ADP Rewrites Payroll, Everything!
Thanks to my friendship with ADP’s first female vice president, Zena Brand, I have followed the company’s fortunes for 27 years. Longer than anyone who has worked there, I thought. So I was actually disappointed recently to learn that Ed Flynn, now president of global enterprise solutions, has an actual tenure that’s two years longer.
I remember watching and sometimes talking to four CEOs: Josh Weston, Art Weinbach, Gary Butler and now Carlos Rodriguez.
During the first 20 years, I saw ADP write only one software product itself, a connector called “PC Payroll for Windows” (a product Zena was responsible for) and acquire lots of other software vendors and use their products as primary offerings in various company divisions.
Many people know ADP licensed the source code for PeopleSoft, Ver. 3 or 4, in the early 90s to create what’s now called Enterprise, its HCM largely for companies with 1,000 or more employees sold by National Accounts.
Probably fewer remember Employease. Major Accounts — the ADP division widely recognized as its money machine, serving customers with 50 to 999 employees — bought that vendor in 2006, renamed the software “HR and Benefits” and sold it as its HCM. (Jasen Williams, the most senior Employease executive to stay at ADP, recently moved on.)
Just two examples of acquisitions, among many.
Payroll is the one area in which ADP, true to its heritage, always built the software itself. In fact, until recently, the largest percentage of ADP’s R&D budget was for patching, fixing, updating and maintaining Autopay, the mainframe software used now to pay one in six employees in the U.S.: a staggering 27 million in all. Autopay’s been doing it for about 50 years!
As they say about payroll: If it’s not broken, don’t fix it.
So I was gob-smacked at its recent Analyst Day in New York, when Stuart Sackman, head of global product and technology, revealed that ADP has been building an Autopay replacement (NextGen Payroll + Tax) from scratch since 2013 and planned to pay its first customer with it this month!

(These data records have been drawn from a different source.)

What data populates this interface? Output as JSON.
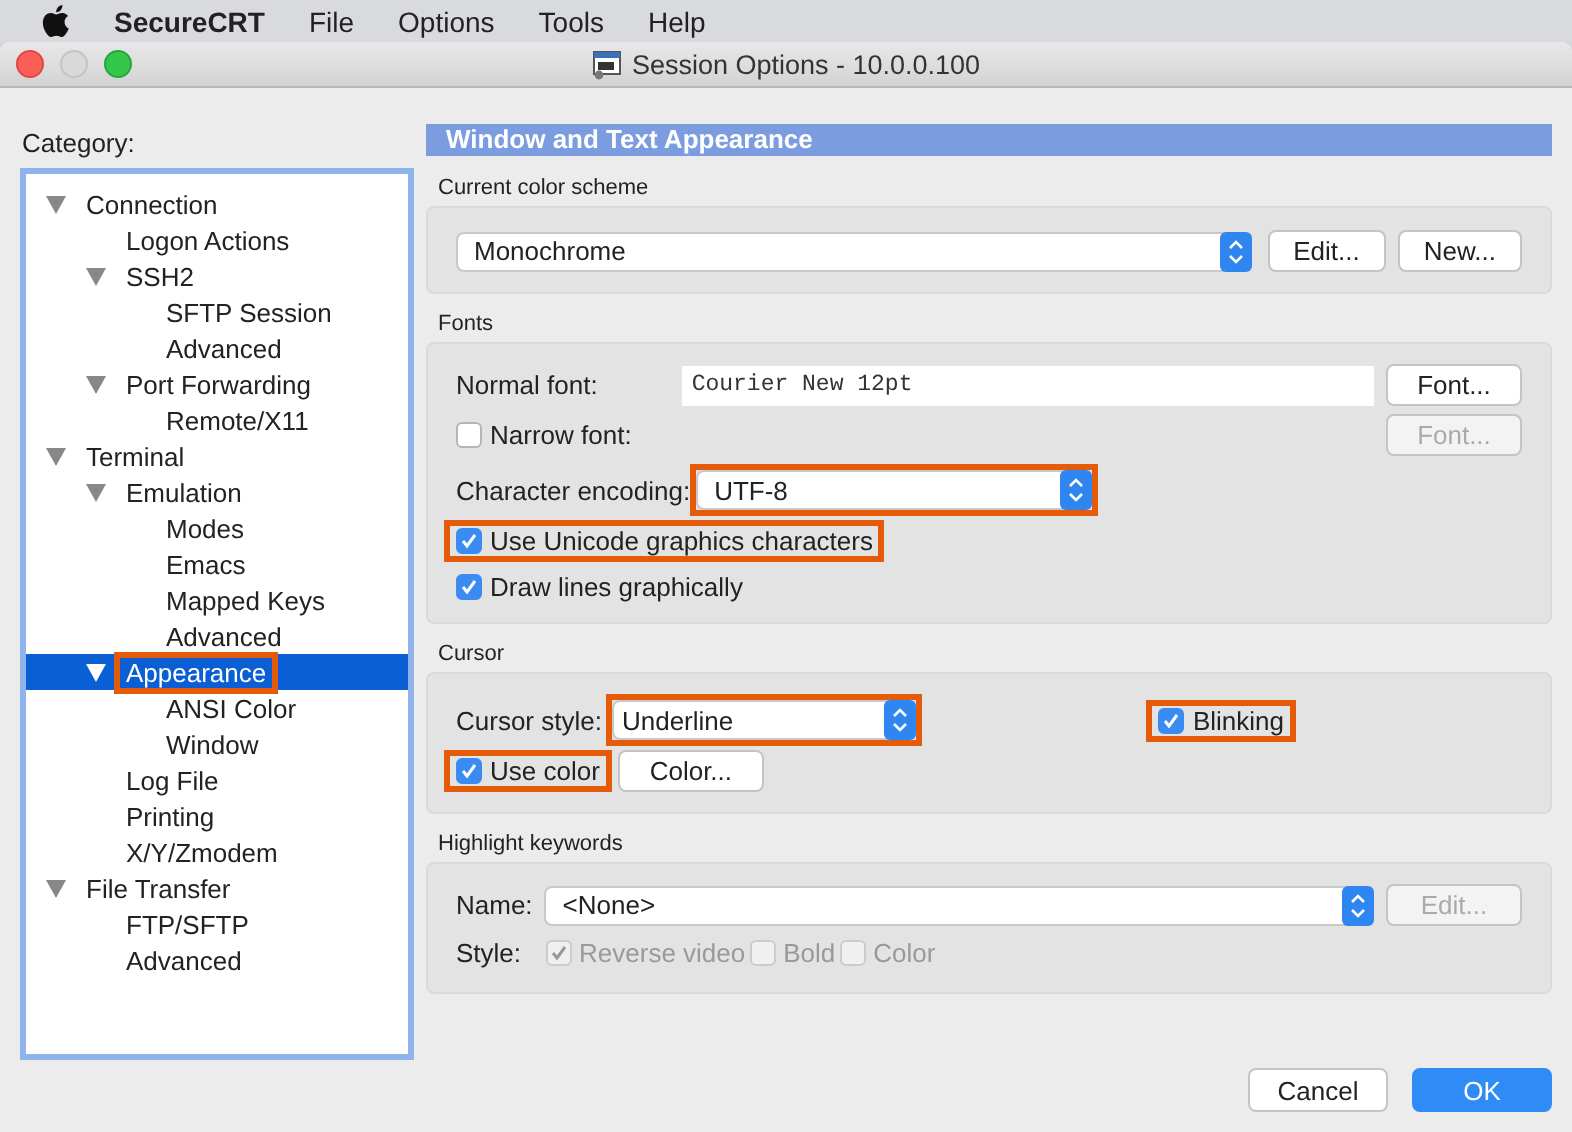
{
  "menu_bar": {
    "items": [
      {
        "label": "SecureCRT",
        "kind": "app"
      },
      {
        "label": "File",
        "kind": "menu"
      },
      {
        "label": "Options",
        "kind": "menu"
      },
      {
        "label": "Tools",
        "kind": "menu"
      },
      {
        "label": "Help",
        "kind": "menu"
      }
    ]
  },
  "window": {
    "title": "Session Options - 10.0.0.100"
  },
  "category": {
    "label": "Category:",
    "tree": [
      {
        "label": "Connection",
        "expanded": true,
        "selected": false,
        "highlighted": false,
        "children": [
          {
            "label": "Logon Actions",
            "selected": false,
            "highlighted": false
          },
          {
            "label": "SSH2",
            "expanded": true,
            "selected": false,
            "highlighted": false,
            "children": [
              {
                "label": "SFTP Session",
                "selected": false,
                "highlighted": false
              },
              {
                "label": "Advanced",
                "selected": false,
                "highlighted": false
              }
            ]
          },
          {
            "label": "Port Forwarding",
            "expanded": true,
            "selected": false,
            "highlighted": false,
            "children": [
              {
                "label": "Remote/X11",
                "selected": false,
                "highlighted": false
              }
            ]
          }
        ]
      },
      {
        "label": "Terminal",
        "expanded": true,
        "selected": false,
        "highlighted": false,
        "children": [
          {
            "label": "Emulation",
            "expanded": true,
            "selected": false,
            "highlighted": false,
            "children": [
              {
                "label": "Modes",
                "selected": false,
                "highlighted": false
              },
              {
                "label": "Emacs",
                "selected": false,
                "highlighted": false
              },
              {
                "label": "Mapped Keys",
                "selected": false,
                "highlighted": false
              },
              {
                "label": "Advanced",
                "selected": false,
                "highlighted": false
              }
            ]
          },
          {
            "label": "Appearance",
            "expanded": true,
            "selected": true,
            "highlighted": true,
            "children": [
              {
                "label": "ANSI Color",
                "selected": false,
                "highlighted": false
              },
              {
                "label": "Window",
                "selected": false,
                "highlighted": false
              }
            ]
          },
          {
            "label": "Log File",
            "selected": false,
            "highlighted": false
          },
          {
            "label": "Printing",
            "selected": false,
            "highlighted": false
          },
          {
            "label": "X/Y/Zmodem",
            "selected": false,
            "highlighted": false
          }
        ]
      },
      {
        "label": "File Transfer",
        "expanded": true,
        "selected": false,
        "highlighted": false,
        "children": [
          {
            "label": "FTP/SFTP",
            "selected": false,
            "highlighted": false
          },
          {
            "label": "Advanced",
            "selected": false,
            "highlighted": false
          }
        ]
      }
    ]
  },
  "panel": {
    "heading": "Window and Text Appearance",
    "color_scheme": {
      "title": "Current color scheme",
      "select": {
        "value": "Monochrome"
      },
      "buttons": [
        {
          "label": "Edit...",
          "disabled": false
        },
        {
          "label": "New...",
          "disabled": false
        }
      ]
    },
    "fonts": {
      "title": "Fonts",
      "normal_font": {
        "label": "Normal font:",
        "value": "Courier New 12pt",
        "button": {
          "label": "Font...",
          "disabled": false
        }
      },
      "narrow_font": {
        "label": "Narrow font:",
        "checked": false,
        "button": {
          "label": "Font...",
          "disabled": true
        }
      },
      "encoding": {
        "label": "Character encoding:",
        "value": "UTF-8",
        "highlighted": true
      },
      "options": [
        {
          "label": "Use Unicode graphics characters",
          "checked": true,
          "highlighted": true
        },
        {
          "label": "Draw lines graphically",
          "checked": true,
          "highlighted": false
        }
      ]
    },
    "cursor": {
      "title": "Cursor",
      "style": {
        "label": "Cursor style:",
        "value": "Underline",
        "highlighted": true
      },
      "blinking": {
        "label": "Blinking",
        "checked": true,
        "highlighted": true
      },
      "use_color": {
        "label": "Use color",
        "checked": true,
        "highlighted": true
      },
      "color_button": {
        "label": "Color...",
        "disabled": false
      }
    },
    "highlight": {
      "title": "Highlight keywords",
      "name": {
        "label": "Name:",
        "value": "<None>",
        "button": {
          "label": "Edit...",
          "disabled": true
        }
      },
      "style": {
        "label": "Style:",
        "options": [
          {
            "label": "Reverse video",
            "checked": true,
            "disabled": true
          },
          {
            "label": "Bold",
            "checked": false,
            "disabled": true
          },
          {
            "label": "Color",
            "checked": false,
            "disabled": true
          }
        ]
      }
    }
  },
  "footer": {
    "buttons": [
      {
        "label": "Cancel",
        "default": false
      },
      {
        "label": "OK",
        "default": true
      }
    ]
  }
}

This new gross-to-net payroll engine will be remarkably configurable by clients. By choosing various “policies,” employees can individually be paid twice a week or even daily, important flexibility given the changing nature of work, which is incidentally eliminating the need for payroll batch processing.

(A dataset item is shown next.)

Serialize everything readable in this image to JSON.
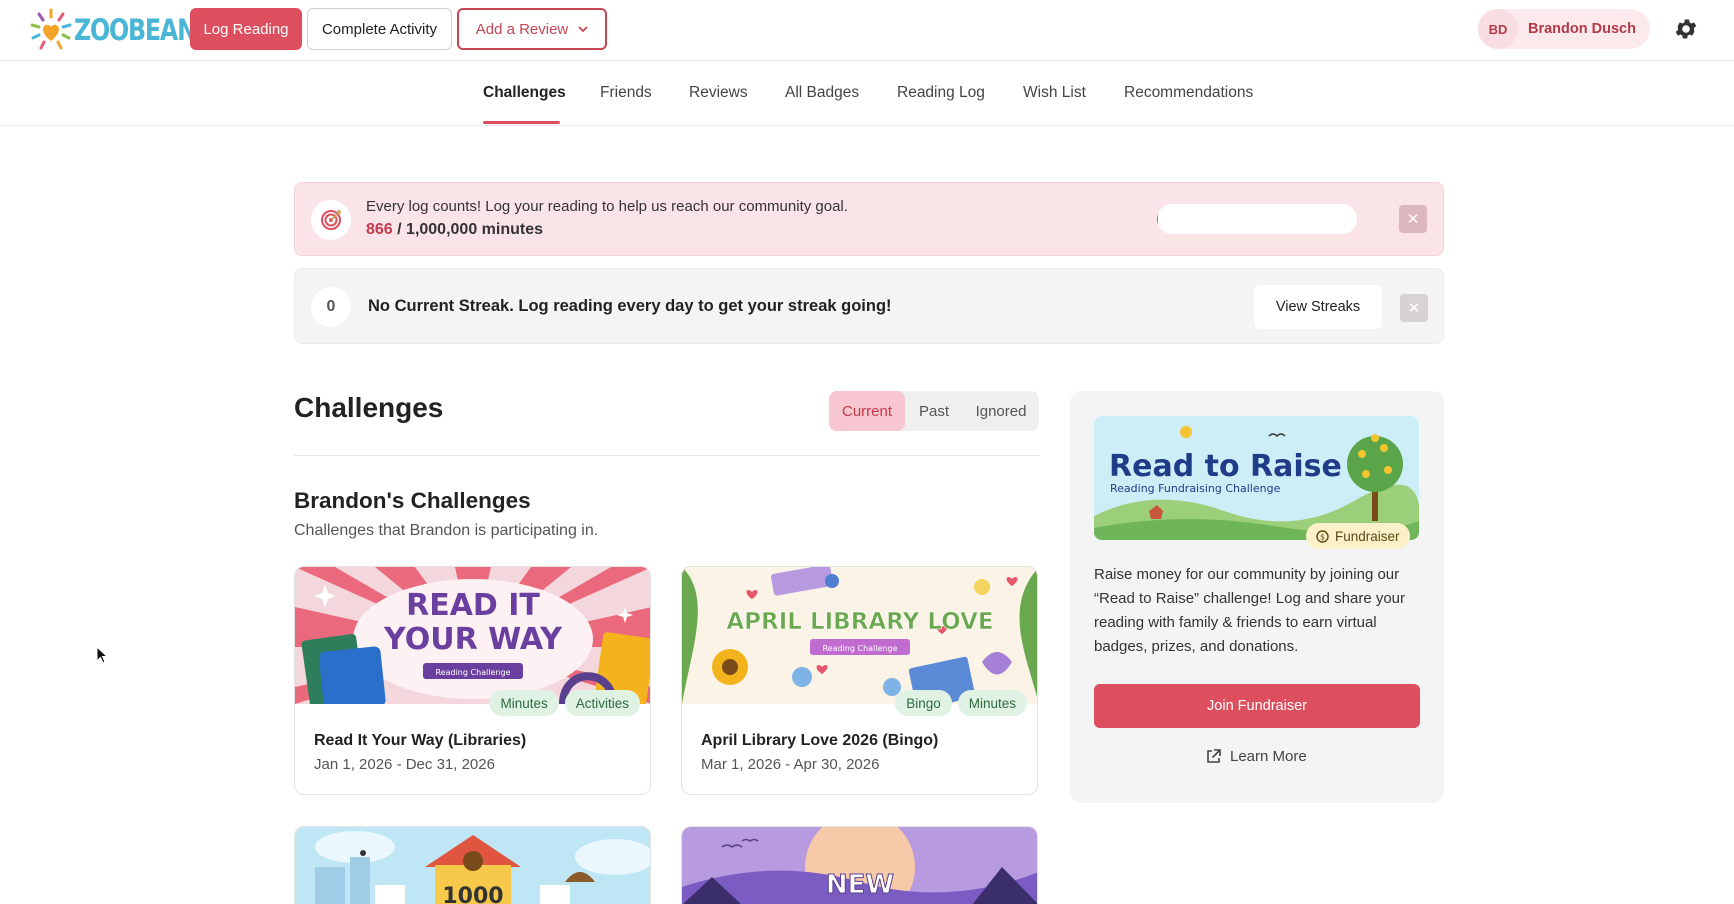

On the user side, the mobile payroll experience will offer — I think for the first time anywhere — transparency into the math that goes into every payroll deduction, such as 401(k), or details for aggregated categories like federal taxes. It even breaks down the always enigmatic FICA (who outside HR even knows that means Federal Insurance Contributions Act?) into its component parts: Social Security and Medicare taxes. This results in a truly wondrously useful pay stub.
Maksim Ovsyannikov, who designed the current stub, will be heart-broken with the replacement but pleased with the improvement.
Considering the future of work, ADP even hopes to combine an individual’s income from a second gig or side business into its reporting of W-2 salaried income to offer suggestions for modifying savings or withholdings to cover taxes eventually due!